A página dupla do caderno, que foi construído pela própria Ana Luísa Frazão (“uso um papel de gramagem muito grossa, que não se encontra com facilidade”, justifica), completa-se com um esboço rápido de uma perspectiva da Rua de Santa Catarina. 

É isto que fazem o Urban Sketchers. Aprisionam em folhas de papel o quotidiano e as paisagens, a arquitectura e os indivíduos, os pormenores e as panorâmicas, com lápis ou canetas, com muitas cores ou sem recorrer a elas. E é nos encontros que cada uma das comunidades organiza esporadicamente que gostam de trocar experiências e partilhar técnicas.

Para Ana Luísa Frazão, que diz ter “prateleiras e prateleiras de cadernos de desenhos” feitos um pouco por todo o lado, é a primeira vez que desenha o Porto. Diz que todas as cidades são especiais, e que o Porto não é diferente.

Ana Isabel, uma funcionária pública de Lisboa mas que vive e trabalha no Porto há muitos anos, discorda, e diz que há cidades que pedem mais para ser desenhadas do que outras. “Amarante, por exemplo. Ainda tenho a intenção de organizar um encontro destes lá”, exemplifica. 

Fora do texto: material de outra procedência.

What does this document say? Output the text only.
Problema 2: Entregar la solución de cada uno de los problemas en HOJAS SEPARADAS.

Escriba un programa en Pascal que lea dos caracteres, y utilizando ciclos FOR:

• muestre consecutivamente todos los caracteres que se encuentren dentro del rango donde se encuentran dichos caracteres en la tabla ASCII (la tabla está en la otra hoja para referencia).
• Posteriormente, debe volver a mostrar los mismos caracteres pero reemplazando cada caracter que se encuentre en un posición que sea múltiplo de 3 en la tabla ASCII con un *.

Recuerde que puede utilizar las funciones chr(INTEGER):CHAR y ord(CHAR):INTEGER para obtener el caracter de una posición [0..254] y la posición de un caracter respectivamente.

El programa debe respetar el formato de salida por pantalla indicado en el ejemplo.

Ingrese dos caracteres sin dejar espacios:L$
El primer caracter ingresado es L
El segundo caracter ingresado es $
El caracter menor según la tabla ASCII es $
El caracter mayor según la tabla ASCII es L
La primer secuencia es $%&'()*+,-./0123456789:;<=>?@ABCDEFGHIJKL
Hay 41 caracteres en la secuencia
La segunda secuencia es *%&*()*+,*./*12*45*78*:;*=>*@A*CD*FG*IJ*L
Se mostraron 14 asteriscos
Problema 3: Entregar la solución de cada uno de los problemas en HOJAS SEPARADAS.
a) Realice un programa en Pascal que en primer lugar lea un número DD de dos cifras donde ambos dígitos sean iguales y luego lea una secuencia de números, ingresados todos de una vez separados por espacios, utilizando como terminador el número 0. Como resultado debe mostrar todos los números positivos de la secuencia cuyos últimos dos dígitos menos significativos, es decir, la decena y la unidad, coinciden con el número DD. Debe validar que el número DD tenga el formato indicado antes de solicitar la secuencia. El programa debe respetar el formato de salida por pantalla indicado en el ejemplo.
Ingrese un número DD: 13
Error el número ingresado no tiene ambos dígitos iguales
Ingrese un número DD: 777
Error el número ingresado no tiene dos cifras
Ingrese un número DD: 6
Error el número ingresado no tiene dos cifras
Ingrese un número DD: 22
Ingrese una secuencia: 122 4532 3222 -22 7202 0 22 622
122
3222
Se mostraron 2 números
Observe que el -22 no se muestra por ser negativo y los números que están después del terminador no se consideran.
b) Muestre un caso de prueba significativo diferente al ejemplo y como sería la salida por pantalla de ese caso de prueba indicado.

Foi no meio da Rua de Santa Catarina que o PÚBLICO as foi encontrar. Ana Isabel estava sentada numa cadeira a desenhar o Grande Hotel do Porto. Ana Luísa, de pé, trazia às costas a mochila onde cabem os recortes de jornais e revistas, aguarelas e canetas, cadernos e até uma cadeira. “Não trouxe as luvas”, acabou por confessar. E estava muito frio neste domingo de manhã. Frio a ponto de Helena Boa Nova, reformada da profissão de professora de Filosofia, mas muito activa e ocupada na profissão de “cuidadora” de uma mãe com Alzheimer e de dois netos com a energia de todas as crianças, acabar por desistir durante a manhã. “Não posso ficar doente”, argumentou, revelando pudor em mostrar as páginas do caderno. “Sou nova nestas andanças, apesar de ter em casa mais livros de pintura e desenho do que de Filosofia.” Mas lá mostrou a página do caderno, com várias linhas finas a dar contorno a um carrinho de venda de castanhas. Se fizesse parte do movimento Urban Sketchers, saberia que teria de acabar a publicá-lo online.

Tiago Cruz, organizador do encontro, explica que não é preciso fazer parte da comunidade para participar nestas iniciativas. Por isso foi possível encontrar neste domingo de manhã cerca de duas dezenas de pessoas de caderno na mão, vindas de Esposende e de Aveiro, de Espanha e até de Itália - Giancarlo Sanna é estudante de Erasmus. A maior parte delas não têm o nome inscrito no portal global da comunidade. Nele estão listados os nomes de milhares de pessoas de todo o mundo, das quais 83 portugueses. “Uns desenham arquitectura de toda uma rua, ou apenas uma fachada. Outros um pormenor, uma pessoa, um carro, um prato de comida. Uns podem demorar-se várias horas a fazer um sketch. Outros não gostam de demorar mais do que cinco, dez minutos. Eu próprio estabeleço para mim os 20 minutos como limite. Depois disso fico farto”, explica ao PÚBLICO.  Mas, insiste, não é preciso muita experiência. “Só é preciso querer desenhar, gostar de fazê-lo”, sintetiza.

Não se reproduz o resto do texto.